Neil Stott.

Explaining the future of society through fictional prose

8 March 2023

The article at a glance

A new prize at Lucy Cavendish College named after Cambridge Judge faculty member Neil Stott, the Stott Alternative Futures Prize, awards speculative fiction that reimagines a better tomorrow.

A new prize at Lucy Cavendish College named after Cambridge Judge faculty member Professor Neil Stott, the Stott Alternative Futures Prize, awards speculative fiction that reimagines a better tomorrow.

A new prize for speculative fiction, the Stott Alternative Futures Prize, has been inaugurated at Lucy Cavendish College, named after Cambridge Judge Business School faculty member and Lucy Cavendish Fellow Professor Neil Stott. 

“Speculative fiction has long provided the resources to explore, explain, and reimagine the future of society, and to cast new light on the present,” says an announcement of the new prize, adding that authors ranging from Isaac Asimov to Margaret Atwood have crafted speculative fiction that is able to “knit together technological, social, and individual questions” through imaginative vocabularies. 

Lucy Cavendish students in any discipline can enter, with a limit of 4,000 words and judging by a panel of Fellows and other specialists. Entries can be submitted until 8 May, and the prize will be awarded later in May. The prize is administered through Lucy Cavendish Colleges Writing Centre. 

Imagining possible futures through prose

The prize defines speculative fiction “very broadly to be any creative or imaginative writing interested in possible futures” which could be a short story or extract from a longer piece of fiction. 

Says Neil Stott, Management Practice Professor of Social Innovation and Co-Director of the Cambridge Centre for Social Innovation at Cambridge Judge Business School: 

“The prize is rooted in my worry that we will lose our ability to think of alternatives and how to organise for social justice in the face of complex, species-annihilating events such as the climate emergency. The prize aims to stimulate alternative thinking, rather than being locked into end-of-times narratives with no positive way out. 
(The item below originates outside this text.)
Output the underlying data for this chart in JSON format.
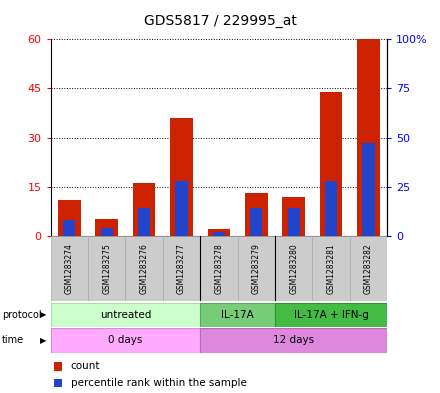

Thinking about alternatives to dark days 

“I was an avid reader of speculative fiction, and it sustained me during the 1980s protesting against nuclear weapons and as a Peace Studies student – dark days when we felt the end of the world was exceptionally nigh. Thinking about alternatives can reignite your agency to do something, anything to make a difference. 

“Today we are in urgent need of alternatives to galvanise a world that is struggling to break free of fossil fuels and faces immense change as climate events increase in severity” says Neil.